Nach dem Mittagessen holen wir Marie aus dem Kindergarten ab, einem integrativen. Als Marie ihre Mutter hereinkommen sieht, protestiert sie umgehend und dreht ab: „Ich will malen!“ Sie ist etwas schmächtig für ihr Alter, trägt eine Brille und eine Augenklappe. Aber das typische Down-Syndrom-Gesicht hat sie so wenig wie ihre Schwester.

Als die Mutter sie auf den Besuch hinweist, blickt Marie auf und sagt begeistert: „Ja, super! Geht die mit zu uns nach Hause?“ Nun erzählt sie es allen: „Schau, mein Besuch!“ Sie schenkt mir ein Bild, das sie gemalt hat, und erklärt: „Das bist du. Da ist eine Wolke, und das ist ein Regenschirm, damit du nicht nass wirst.“

Nach Hause fährt Marie mit dem Fahrrad, etwas wacklig zwar, aber ohne Hilfe. Im Durchschnitt, sagt Martina Zilske, lernen Down-Syndrom-Kinder mit fünfeinhalb Jahren gerade Dreirad fahren. Dass ihre Töchter motorisch so fit sind, auch das erklärt sich die Mutter mit der intensiven Förderung. „Ich kann mir nicht vorstellen, dass wir zweimal zufällig ein Wunderkind bekommen haben.“

Sie kennt andere Down-Syndrom-Kinder, die viel vor dem Fernseher sitzen; in ihrer Entwicklung sind sie weit zurück. „Regel-entwickelte Kinder“, weiß Martina Zilske, „lernen vieles von selbst. Unsere müssen mehr üben.“ Sie ist sich gar nicht sicher, was genau die genetische Abweichung bei Trisomie 21 bewirkt – und welchen Anteil an der Behinderung die Behandlung hat, die diesen Menschen normalerweise widerfährt.
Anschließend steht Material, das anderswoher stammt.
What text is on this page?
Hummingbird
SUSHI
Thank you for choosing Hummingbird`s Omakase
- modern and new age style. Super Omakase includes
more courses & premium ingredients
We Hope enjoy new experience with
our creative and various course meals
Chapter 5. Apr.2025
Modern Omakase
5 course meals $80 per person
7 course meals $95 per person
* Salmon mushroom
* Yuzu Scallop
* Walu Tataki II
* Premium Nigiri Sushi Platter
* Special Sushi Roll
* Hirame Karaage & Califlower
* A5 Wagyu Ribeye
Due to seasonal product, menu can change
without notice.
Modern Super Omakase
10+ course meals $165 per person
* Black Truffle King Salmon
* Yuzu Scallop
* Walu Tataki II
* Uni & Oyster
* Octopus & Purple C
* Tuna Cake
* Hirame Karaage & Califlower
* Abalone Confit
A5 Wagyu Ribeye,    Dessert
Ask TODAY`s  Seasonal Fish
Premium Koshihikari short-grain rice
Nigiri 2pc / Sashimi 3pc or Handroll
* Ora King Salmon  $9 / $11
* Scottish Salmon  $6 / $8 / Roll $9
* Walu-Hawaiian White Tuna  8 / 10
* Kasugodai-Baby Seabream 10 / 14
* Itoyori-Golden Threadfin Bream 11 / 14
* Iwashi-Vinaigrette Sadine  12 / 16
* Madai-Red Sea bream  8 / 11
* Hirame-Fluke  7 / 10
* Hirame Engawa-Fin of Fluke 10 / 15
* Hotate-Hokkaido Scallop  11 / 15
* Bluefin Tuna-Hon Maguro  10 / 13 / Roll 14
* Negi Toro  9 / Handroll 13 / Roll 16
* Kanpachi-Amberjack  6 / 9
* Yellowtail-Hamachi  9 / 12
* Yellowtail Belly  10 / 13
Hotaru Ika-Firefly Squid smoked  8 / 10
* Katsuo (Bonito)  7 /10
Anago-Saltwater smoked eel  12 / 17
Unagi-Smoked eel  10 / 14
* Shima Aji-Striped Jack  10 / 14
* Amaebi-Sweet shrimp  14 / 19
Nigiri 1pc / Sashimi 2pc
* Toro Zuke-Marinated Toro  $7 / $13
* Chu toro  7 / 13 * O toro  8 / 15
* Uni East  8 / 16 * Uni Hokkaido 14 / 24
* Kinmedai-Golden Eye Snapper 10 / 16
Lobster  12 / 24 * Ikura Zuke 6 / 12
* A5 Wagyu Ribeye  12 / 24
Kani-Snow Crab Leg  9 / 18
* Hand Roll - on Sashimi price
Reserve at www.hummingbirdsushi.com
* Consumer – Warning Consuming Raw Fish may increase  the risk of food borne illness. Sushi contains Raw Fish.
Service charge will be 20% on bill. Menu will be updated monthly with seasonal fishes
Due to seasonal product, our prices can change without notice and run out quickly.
„Sie werden oft aushalten müssen, dass das Leben nicht lustig ist“

Für die Sonderpädagogin steht deshalb eines fest: Marie wird nicht in eine Sonderschule kommen. „Sie hat in zwei Jahren von mir so viel gelernt, das lasse ich mir nicht zunichte machen“, sagt sie resolut. „In der Sonderschule gucken die Kinder nur alle Macken voneinander ab.“ Wenn es im nächsten Jahr so weit ist, werden die Zilskes um einen der wenigen Plätze in einer integrativen Schule kämpfen.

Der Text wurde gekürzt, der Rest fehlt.